The Daily News-Record‘s Elaina Sauber was there along with photographer Nikki Fox. The below article was published in the Daily News-Record on Tuesday, April 21, 2015.
Climate Change Talk Hopes to Educate
by Elaina Sauber
HARRISONBURG – Les Grady thinks the first step to slowing down climate change is simply talking about it.
“Bringing up climate change in a polite society stops the conversation,” said Grady, member of the steering committee for the advocacy group Climate Action Alliance of the Valley. “We just don’t want to think about it, because we feel really helpless.”
The licensed professional engineer, who has taught environmental engineering at Purdue and Clemson universities, spoke to about 30 people Monday about addressing and alleviating the effects of climate change to commemorate Earth Day, which is Wednesday. The event was held at Massanutten Regional Library’s main branch in Harrisonburg.
Grady has also worked part time for the last two decades for CH2MHILL, the world’s largest environmental engineering consulting firm.
While 97 percent of climate scientists agree that warming trends of the last century are likely due to human activities, he said, a new study from Yale University shows that only 52 percent of Americans are concerned about climate change.
Skeptics argue that the Earth experiences natural shifts in climate, and any perceived changes aren’t being driven by the burning of fossil fuels.
Grady said the first thing to recognize when it comes to climate change is that a variety of research sources confirm its existence – not just temperature records.
“In fact, temperature records are probably the least reliable in the sense of indicators,” he added, due to natural variability and the fact that only about 1 percent of the Earth’s heat is in the atmosphere.
The oceans contain most of the planet’s heat.

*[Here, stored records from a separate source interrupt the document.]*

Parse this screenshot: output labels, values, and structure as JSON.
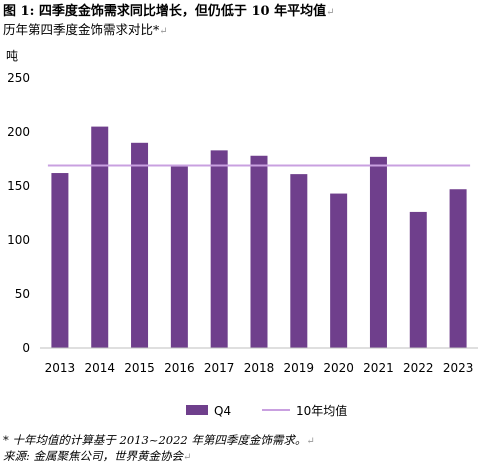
{
  "header": {
    "title_prefix": "图 1:",
    "title_text": "四季度金饰需求同比增长，但仍低于",
    "title_num": "10",
    "title_suffix": "年平均值",
    "subtitle": "历年第四季度金饰需求对比*",
    "return_mark": "↵"
  },
  "footnotes": {
    "note": "* 十年均值的计算基于 2013~2022 年第四季度金饰需求。",
    "source": "来源: 金属聚焦公司，世界黄金协会"
  },
  "colors": {
    "bar": "#6f3f8c",
    "avg_line": "#c9a0e0",
    "axis": "#bfbfbf",
    "grid": "#d9d9d9"
  },
  "chart_data": {
    "type": "bar",
    "title": "",
    "ylabel": "吨",
    "xlabel": "",
    "ylim": [
      0,
      250
    ],
    "yticks": [
      "0",
      "50",
      "100",
      "150",
      "200",
      "250"
    ],
    "categories": [
      "2013",
      "2014",
      "2015",
      "2016",
      "2017",
      "2018",
      "2019",
      "2020",
      "2021",
      "2022",
      "2023"
    ],
    "series": [
      {
        "name": "Q4",
        "values": [
          162,
          205,
          190,
          168,
          183,
          178,
          161,
          143,
          177,
          126,
          147
        ]
      }
    ],
    "reference_lines": [
      {
        "name": "10年均值",
        "value": 169
      }
    ],
    "legend_position": "bottom",
    "grid": false
  }
}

According to research from the National Oceanic and Atmospheric Administration, oceans’ heat content has risen almost continually since the mid-1990s.
Accepting climate change as reality also means accepting the role carbon dioxide plays in exacerbating it, Grady said.

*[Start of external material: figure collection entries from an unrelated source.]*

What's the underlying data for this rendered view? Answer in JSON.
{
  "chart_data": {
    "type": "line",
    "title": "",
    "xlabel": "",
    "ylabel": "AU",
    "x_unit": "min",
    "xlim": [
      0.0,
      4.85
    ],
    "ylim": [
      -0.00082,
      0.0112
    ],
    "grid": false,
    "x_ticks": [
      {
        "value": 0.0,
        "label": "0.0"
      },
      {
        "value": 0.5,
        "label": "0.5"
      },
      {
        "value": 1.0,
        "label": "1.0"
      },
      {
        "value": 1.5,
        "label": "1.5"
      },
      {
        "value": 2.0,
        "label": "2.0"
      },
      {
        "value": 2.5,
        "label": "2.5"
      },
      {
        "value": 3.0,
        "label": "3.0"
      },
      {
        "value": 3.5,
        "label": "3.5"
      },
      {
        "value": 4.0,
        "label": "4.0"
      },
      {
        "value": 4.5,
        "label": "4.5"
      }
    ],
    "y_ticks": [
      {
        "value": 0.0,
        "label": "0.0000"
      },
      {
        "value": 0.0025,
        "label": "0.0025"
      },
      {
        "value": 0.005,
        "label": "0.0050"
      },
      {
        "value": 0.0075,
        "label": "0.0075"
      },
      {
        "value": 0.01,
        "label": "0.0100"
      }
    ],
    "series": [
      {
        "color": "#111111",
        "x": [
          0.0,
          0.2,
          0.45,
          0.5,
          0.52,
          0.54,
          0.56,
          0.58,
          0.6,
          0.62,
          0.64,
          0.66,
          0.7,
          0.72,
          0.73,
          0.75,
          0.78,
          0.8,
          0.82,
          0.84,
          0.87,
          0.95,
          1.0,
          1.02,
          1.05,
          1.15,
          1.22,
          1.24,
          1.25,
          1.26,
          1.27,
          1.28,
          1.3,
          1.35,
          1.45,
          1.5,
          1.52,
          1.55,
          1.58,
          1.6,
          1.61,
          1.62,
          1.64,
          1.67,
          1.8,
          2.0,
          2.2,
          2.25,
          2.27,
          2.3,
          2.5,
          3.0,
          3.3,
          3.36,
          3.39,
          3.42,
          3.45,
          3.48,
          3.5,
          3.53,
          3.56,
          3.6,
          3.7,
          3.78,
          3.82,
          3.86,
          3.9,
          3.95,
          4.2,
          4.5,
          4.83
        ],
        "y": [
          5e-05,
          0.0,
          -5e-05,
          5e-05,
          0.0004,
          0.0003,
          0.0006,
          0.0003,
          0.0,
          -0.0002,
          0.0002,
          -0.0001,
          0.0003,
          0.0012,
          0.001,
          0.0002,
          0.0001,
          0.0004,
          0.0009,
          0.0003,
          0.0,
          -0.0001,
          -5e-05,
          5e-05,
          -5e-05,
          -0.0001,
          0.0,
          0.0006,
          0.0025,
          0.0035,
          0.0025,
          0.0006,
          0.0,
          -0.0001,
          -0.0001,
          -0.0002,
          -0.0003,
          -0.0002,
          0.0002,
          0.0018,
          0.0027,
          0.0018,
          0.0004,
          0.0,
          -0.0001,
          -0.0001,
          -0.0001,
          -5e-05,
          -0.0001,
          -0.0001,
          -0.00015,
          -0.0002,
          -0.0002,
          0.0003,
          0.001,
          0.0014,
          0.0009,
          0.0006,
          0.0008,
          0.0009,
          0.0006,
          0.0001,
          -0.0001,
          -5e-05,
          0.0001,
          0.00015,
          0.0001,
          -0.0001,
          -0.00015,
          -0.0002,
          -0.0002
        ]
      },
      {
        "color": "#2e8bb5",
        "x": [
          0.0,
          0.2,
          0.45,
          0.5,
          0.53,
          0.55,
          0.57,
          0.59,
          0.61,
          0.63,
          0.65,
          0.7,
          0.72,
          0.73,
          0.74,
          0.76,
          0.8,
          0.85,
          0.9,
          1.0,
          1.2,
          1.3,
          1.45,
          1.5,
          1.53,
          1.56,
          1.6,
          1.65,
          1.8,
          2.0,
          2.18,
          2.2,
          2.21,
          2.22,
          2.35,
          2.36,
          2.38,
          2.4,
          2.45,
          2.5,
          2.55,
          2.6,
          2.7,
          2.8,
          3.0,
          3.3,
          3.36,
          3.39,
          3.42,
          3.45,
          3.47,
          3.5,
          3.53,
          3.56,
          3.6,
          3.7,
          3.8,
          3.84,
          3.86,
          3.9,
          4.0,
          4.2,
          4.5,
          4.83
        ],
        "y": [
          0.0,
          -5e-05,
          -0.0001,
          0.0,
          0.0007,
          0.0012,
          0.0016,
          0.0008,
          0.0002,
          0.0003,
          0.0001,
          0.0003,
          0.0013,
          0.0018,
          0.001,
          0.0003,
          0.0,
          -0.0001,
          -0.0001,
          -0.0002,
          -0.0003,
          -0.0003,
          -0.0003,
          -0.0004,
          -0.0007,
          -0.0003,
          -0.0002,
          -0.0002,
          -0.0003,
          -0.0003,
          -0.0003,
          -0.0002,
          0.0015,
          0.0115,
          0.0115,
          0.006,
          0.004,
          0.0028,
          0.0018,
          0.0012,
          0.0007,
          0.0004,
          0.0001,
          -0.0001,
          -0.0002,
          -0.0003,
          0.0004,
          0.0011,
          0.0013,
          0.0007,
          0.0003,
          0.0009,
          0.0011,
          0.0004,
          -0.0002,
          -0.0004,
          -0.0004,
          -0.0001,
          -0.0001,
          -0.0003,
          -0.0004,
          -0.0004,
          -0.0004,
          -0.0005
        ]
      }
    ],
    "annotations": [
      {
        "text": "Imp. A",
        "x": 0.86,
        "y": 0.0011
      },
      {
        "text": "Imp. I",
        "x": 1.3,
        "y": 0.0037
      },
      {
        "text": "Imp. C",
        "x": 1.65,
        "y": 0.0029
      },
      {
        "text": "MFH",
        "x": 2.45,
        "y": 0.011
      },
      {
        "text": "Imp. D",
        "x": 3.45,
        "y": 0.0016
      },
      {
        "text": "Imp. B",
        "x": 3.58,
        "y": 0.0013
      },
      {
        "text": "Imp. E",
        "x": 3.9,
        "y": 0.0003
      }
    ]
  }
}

As rising carbon dioxide levels contribute to higher temperatures, precipitation and sea levels also increase, Grady said.

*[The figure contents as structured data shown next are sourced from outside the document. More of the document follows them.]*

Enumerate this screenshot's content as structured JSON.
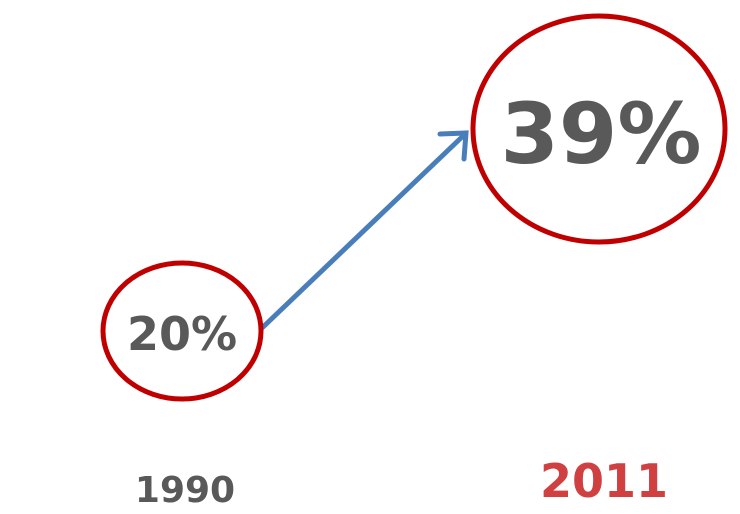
{
  "colors": {
    "circle_stroke": "#c00000",
    "arrow": "#4a7ebb",
    "value_text": "#595959",
    "year_start_text": "#595959",
    "year_end_text": "#d04040"
  },
  "start": {
    "value": "20%",
    "year": "1990"
  },
  "end": {
    "value": "39%",
    "year": "2011"
  }
}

“The more carbon we put into the atmosphere, the warmer it’s going to be,” he said.
Developing countries in Africa, South America and Indonesia are more vulnerable to issues stemming from climate change because they don’t have the economic resources to deal with the problems it presents, Grady said.
“Many people say this is a moral and ethical question, because their contributions to the problem are negligible – they haven’t emitted very much carbon dioxide,” Grady said.
Grady listed steps people can take to help address climate change in their own lives.
In Virginia, he said, transportation is the major source of carbon dioxide emissions, followed by electricity generation through the burning of coal. While anyone can make changes to their transportation and electricity use, Grady said the political process is crucial in persuading energy providers to follow suit.
“We as citizens need to be active,” he said. “State electric generators really have not done very much, nor are they planning to, about this problem.”
He also encouraged attendees to calculate their carbon footprint using programs found on the Environmental Protection Agency’s website.
But the main course of action Grady advocates is implementing a carbon fee and dividend.
“We allow all of us to dump the waste from burning fossil fuels into the atmosphere,” he said.
A better solution, he said, is to charge households a fee commensurate with the impact of their carbon footprint, “so that when we buy it, we’re not socializing those costs anymore; they become privatized, just like the profits are.”